Текст книги "Бальзамины выжидают"
Автор книги: Марианна Гейде
Жанр:
Современная проза
сообщить о нарушении
Текущая страница: 4 (всего у книги 14 страниц) [доступный отрывок для чтения: 6 страниц]
Тератома – опухоль, включающая в себя зубы, волосы, фрагменты костной и хрящевой ткани. Что-то вроде маленького оскалившегося животного, притаившегося в толще ни о чём не подозревающего организма. В древности тератомы вызывали суеверный ужас, им приписывали потустороннее происхождение и считали пособниками инфернальных сил, подсаженными в тела людей, которых облюбовал для себя ад. Возможно, здесь свою роль сыграл тот факт, что тератомам подвержены преимущественно женщины. Эмпедокл считал существование тератом доводом в пользу истинности своей экстравагантной концепции происхождения живых существ.
*
В окружающей действительности ничего было невозможно понять, она являлась как бы в образе решённого кроссворда и к дальнейшему чтению предназначена не была. Поэтому жил в постоянном сопровождении внутренней речи, как если бы смотрел жизнь в гнусавом одноголосом переводе, часто неверном или упускающем своеобразное остроумие оригинала.
*
Тогда Бог спросил Каина: «Где брат твой Авель?», а Каин ответил что-то вроде «Я не сторож брату моему», но Бог при этом знал, что Каин знает, и Каин обязательно тоже знал, что Бог знает, что Каин знает, и Бог знал, что Каин знает, что Бог знает – etc., и чем это всё в итоге закончится. Их разговор представлял собой искусное нагромождение дипломатических уловок, призванных покрыть эту ситуацию полной прозрачности некоторым флёром из недомолвок. Но то, что Богу было ведомо, а Каину, по-видимому, нет, так это что в другом, идеальном варианте развития истории человечества, который в строгом смысле историей не является и пишется всегда лишь в желательном наклонении, Каин всё равно убивает Авеля, но делает это без злого умысла, по неведению, и не несёт за содеянное почти никакого наказания.
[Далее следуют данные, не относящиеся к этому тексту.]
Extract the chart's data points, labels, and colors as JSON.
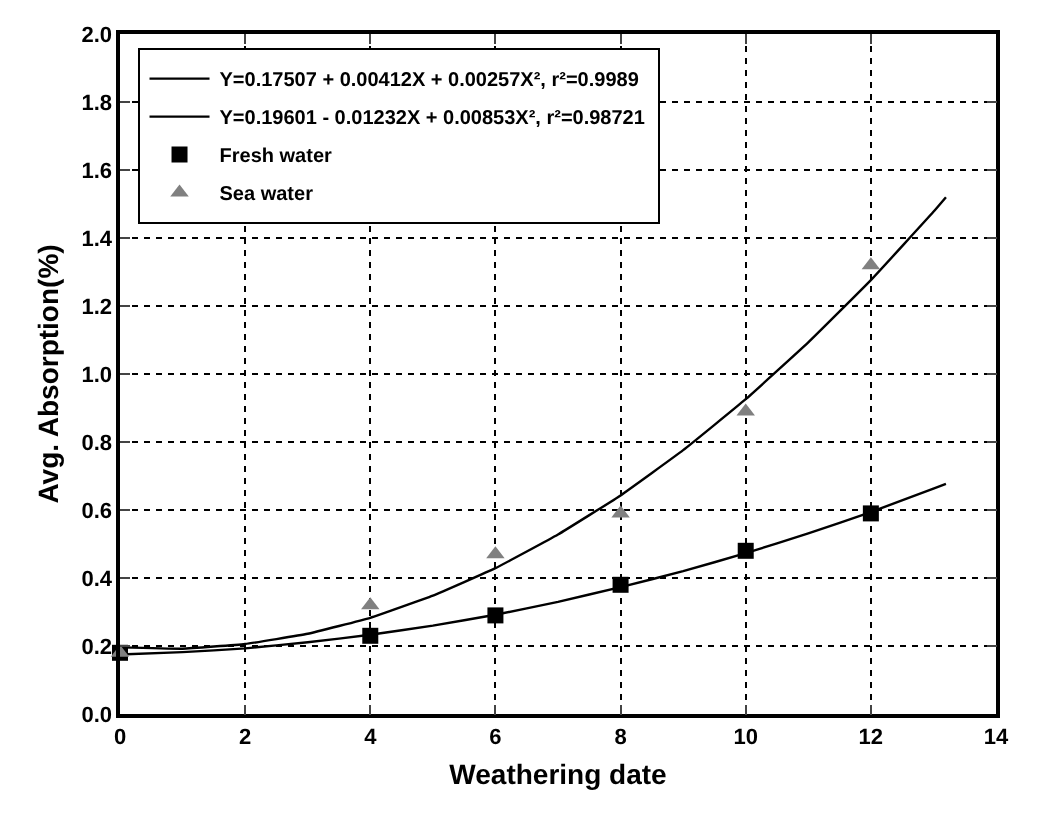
{
  "chart_data": {
    "type": "scatter",
    "xlabel": "Weathering date",
    "ylabel": "Avg. Absorption(%)",
    "xlim": [
      0,
      14
    ],
    "xticks": [
      0,
      2,
      4,
      6,
      8,
      10,
      12,
      14
    ],
    "ylim": [
      0,
      2.0
    ],
    "yticks": [
      {
        "value": 0,
        "label": "0.0"
      },
      {
        "value": 0.2,
        "label": "0.2"
      },
      {
        "value": 0.4,
        "label": "0.4"
      },
      {
        "value": 0.6,
        "label": "0.6"
      },
      {
        "value": 0.8,
        "label": "0.8"
      },
      {
        "value": 1.0,
        "label": "1.0"
      },
      {
        "value": 1.2,
        "label": "1.2"
      },
      {
        "value": 1.4,
        "label": "1.4"
      },
      {
        "value": 1.6,
        "label": "1.6"
      },
      {
        "value": 1.8,
        "label": "1.8"
      },
      {
        "value": 2.0,
        "label": "2.0"
      }
    ],
    "grid": true,
    "legend": "top left",
    "series": [
      {
        "type": "line",
        "name": "Y=0.17507 + 0.00412X + 0.00257X², r²=0.9989",
        "color": "#000000",
        "marker": "none",
        "line_style": "solid",
        "x": [
          0,
          1,
          2,
          3,
          4,
          5,
          6,
          7,
          8,
          9,
          10,
          11,
          12,
          13,
          13.2
        ],
        "values": [
          0.175,
          0.182,
          0.193,
          0.211,
          0.233,
          0.26,
          0.292,
          0.33,
          0.373,
          0.42,
          0.473,
          0.531,
          0.594,
          0.663,
          0.677
        ]
      },
      {
        "type": "line",
        "name": "Y=0.19601 - 0.01232X + 0.00853X², r²=0.98721",
        "color": "#000000",
        "marker": "none",
        "line_style": "solid",
        "x": [
          0,
          1,
          2,
          3,
          4,
          5,
          6,
          7,
          8,
          9,
          10,
          11,
          12,
          13,
          13.2
        ],
        "values": [
          0.196,
          0.192,
          0.206,
          0.236,
          0.283,
          0.348,
          0.429,
          0.528,
          0.643,
          0.776,
          0.926,
          1.093,
          1.276,
          1.477,
          1.52
        ]
      },
      {
        "name": "Fresh water",
        "color": "#000000",
        "marker": "square",
        "x": [
          0,
          4,
          6,
          8,
          10,
          12
        ],
        "values": [
          0.18,
          0.23,
          0.29,
          0.38,
          0.48,
          0.59
        ]
      },
      {
        "name": "Sea water",
        "color": "#808080",
        "marker": "triangle",
        "x": [
          0,
          4,
          6,
          8,
          10,
          12
        ],
        "values": [
          0.18,
          0.32,
          0.47,
          0.59,
          0.89,
          1.32
        ]
      }
    ]
  }
}
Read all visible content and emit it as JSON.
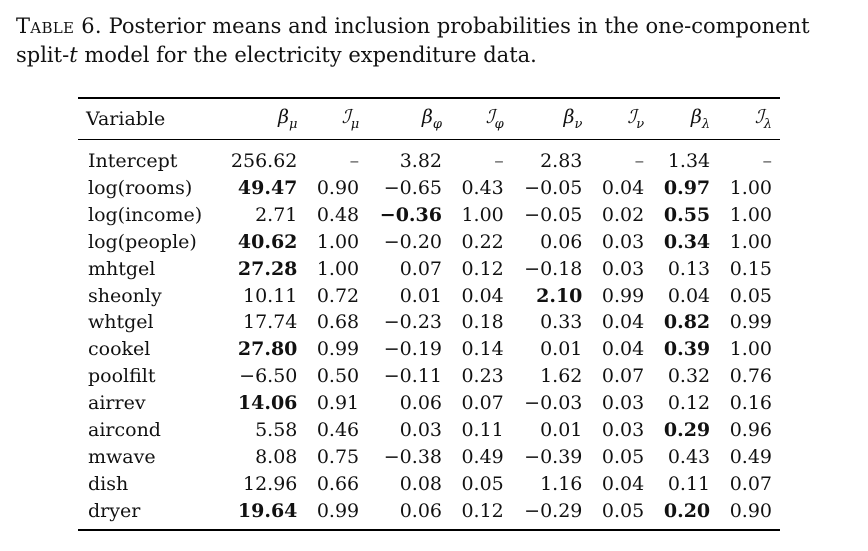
{
  "caption": {
    "label": "Table 6.",
    "text_part1": " Posterior means and inclusion probabilities in the one-component split-",
    "t_symbol": "t",
    "text_part2": " model for the electricity expenditure data."
  },
  "table": {
    "header": {
      "variable": "Variable",
      "beta_mu": "β",
      "beta_mu_sub": "μ",
      "I_mu": "ℐ",
      "I_mu_sub": "μ",
      "beta_phi": "β",
      "beta_phi_sub": "φ",
      "I_phi": "ℐ",
      "I_phi_sub": "φ",
      "beta_nu": "β",
      "beta_nu_sub": "ν",
      "I_nu": "ℐ",
      "I_nu_sub": "ν",
      "beta_lambda": "β",
      "beta_lambda_sub": "λ",
      "I_lambda": "ℐ",
      "I_lambda_sub": "λ"
    },
    "rows": [
      {
        "variable": "Intercept",
        "beta_mu": "256.62",
        "I_mu": "–",
        "beta_phi": "3.82",
        "I_phi": "–",
        "beta_nu": "2.83",
        "I_nu": "–",
        "beta_lambda": "1.34",
        "I_lambda": "–"
      },
      {
        "variable": "log(rooms)",
        "beta_mu": "49.47",
        "I_mu": "0.90",
        "beta_phi": "−0.65",
        "I_phi": "0.43",
        "beta_nu": "−0.05",
        "I_nu": "0.04",
        "beta_lambda": "0.97",
        "I_lambda": "1.00"
      },
      {
        "variable": "log(income)",
        "beta_mu": "2.71",
        "I_mu": "0.48",
        "beta_phi": "−0.36",
        "I_phi": "1.00",
        "beta_nu": "−0.05",
        "I_nu": "0.02",
        "beta_lambda": "0.55",
        "I_lambda": "1.00"
      },
      {
        "variable": "log(people)",
        "beta_mu": "40.62",
        "I_mu": "1.00",
        "beta_phi": "−0.20",
        "I_phi": "0.22",
        "beta_nu": "0.06",
        "I_nu": "0.03",
        "beta_lambda": "0.34",
        "I_lambda": "1.00"
      },
      {
        "variable": "mhtgel",
        "beta_mu": "27.28",
        "I_mu": "1.00",
        "beta_phi": "0.07",
        "I_phi": "0.12",
        "beta_nu": "−0.18",
        "I_nu": "0.03",
        "beta_lambda": "0.13",
        "I_lambda": "0.15"
      },
      {
        "variable": "sheonly",
        "beta_mu": "10.11",
        "I_mu": "0.72",
        "beta_phi": "0.01",
        "I_phi": "0.04",
        "beta_nu": "2.10",
        "I_nu": "0.99",
        "beta_lambda": "0.04",
        "I_lambda": "0.05"
      },
      {
        "variable": "whtgel",
        "beta_mu": "17.74",
        "I_mu": "0.68",
        "beta_phi": "−0.23",
        "I_phi": "0.18",
        "beta_nu": "0.33",
        "I_nu": "0.04",
        "beta_lambda": "0.82",
        "I_lambda": "0.99"
      },
      {
        "variable": "cookel",
        "beta_mu": "27.80",
        "I_mu": "0.99",
        "beta_phi": "−0.19",
        "I_phi": "0.14",
        "beta_nu": "0.01",
        "I_nu": "0.04",
        "beta_lambda": "0.39",
        "I_lambda": "1.00"
      },
      {
        "variable": "poolfilt",
        "beta_mu": "−6.50",
        "I_mu": "0.50",
        "beta_phi": "−0.11",
        "I_phi": "0.23",
        "beta_nu": "1.62",
        "I_nu": "0.07",
        "beta_lambda": "0.32",
        "I_lambda": "0.76"
      },
      {
        "variable": "airrev",
        "beta_mu": "14.06",
        "I_mu": "0.91",
        "beta_phi": "0.06",
        "I_phi": "0.07",
        "beta_nu": "−0.03",
        "I_nu": "0.03",
        "beta_lambda": "0.12",
        "I_lambda": "0.16"
      },
      {
        "variable": "aircond",
        "beta_mu": "5.58",
        "I_mu": "0.46",
        "beta_phi": "0.03",
        "I_phi": "0.11",
        "beta_nu": "0.01",
        "I_nu": "0.03",
        "beta_lambda": "0.29",
        "I_lambda": "0.96"
      },
      {
        "variable": "mwave",
        "beta_mu": "8.08",
        "I_mu": "0.75",
        "beta_phi": "−0.38",
        "I_phi": "0.49",
        "beta_nu": "−0.39",
        "I_nu": "0.05",
        "beta_lambda": "0.43",
        "I_lambda": "0.49"
      },
      {
        "variable": "dish",
        "beta_mu": "12.96",
        "I_mu": "0.66",
        "beta_phi": "0.08",
        "I_phi": "0.05",
        "beta_nu": "1.16",
        "I_nu": "0.04",
        "beta_lambda": "0.11",
        "I_lambda": "0.07"
      },
      {
        "variable": "dryer",
        "beta_mu": "19.64",
        "I_mu": "0.99",
        "beta_phi": "0.06",
        "I_phi": "0.12",
        "beta_nu": "−0.29",
        "I_nu": "0.05",
        "beta_lambda": "0.20",
        "I_lambda": "0.90"
      }
    ],
    "bold_cells": [
      {
        "row": 1,
        "col": "beta_mu"
      },
      {
        "row": 1,
        "col": "beta_lambda"
      },
      {
        "row": 2,
        "col": "beta_phi"
      },
      {
        "row": 2,
        "col": "beta_lambda"
      },
      {
        "row": 3,
        "col": "beta_mu"
      },
      {
        "row": 3,
        "col": "beta_lambda"
      },
      {
        "row": 4,
        "col": "beta_mu"
      },
      {
        "row": 5,
        "col": "beta_nu"
      },
      {
        "row": 6,
        "col": "beta_lambda"
      },
      {
        "row": 7,
        "col": "beta_mu"
      },
      {
        "row": 7,
        "col": "beta_lambda"
      },
      {
        "row": 9,
        "col": "beta_mu"
      },
      {
        "row": 10,
        "col": "beta_lambda"
      },
      {
        "row": 13,
        "col": "beta_mu"
      },
      {
        "row": 13,
        "col": "beta_lambda"
      }
    ]
  }
}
Эта оборотная желательная сторона существования вся сокрыта полной тьмой неведения и подобна сну без сновидений, о котором человек не может вынести никакого определённого суждения, вплоть до того, что не может даже сказать, был ли он вообще, и если да, то как долго.
*
Невидимое и не могущее быть засвидетельствованным – вот точка наваждения, вызывающая приступ невыносимого ужаса в сознании, освобождённом от присутствия всезнающего наблюдателя. Незасвидетель– ствованное не просто нам неведомо (ведь всегда есть некто, кому известно) – оно как бы не существует вовсе, его нельзя выследить, коль скоро оно не озаботилось оставлением следов, потому что не желает быть пойманным. До определённого момента европейская культура носила слегка параноидальный характер расследования, сбора свидетельств и улик, при помощи которых истина могла бы быть выведенной на свет божий. Однако, на закате своего существования она всерьёз озаботилась категорией «неясного» – не того, что подлежит разъяснению, а того, что так и осталось неразъяснённым: преступление, которое так и не было раскрыто, невероятное совпадение, которое так и не получило никакого логического объяснения, сын, так и не узнавший имён своих родителей, обвиняемый, против которого так и не нашлось веских и убедительных улик, не дошедшие до нас тексты или те, что были уничтожены в момент своего завершения или несколько позже, – всё то, что не может быть засвидетельствованным. Быть может, истерическая одержимость письменами, произведение гигантского количества текстов и текстов по поводу этих текстов есть последний всплеск сопротивления перед окончательной победой невидимого.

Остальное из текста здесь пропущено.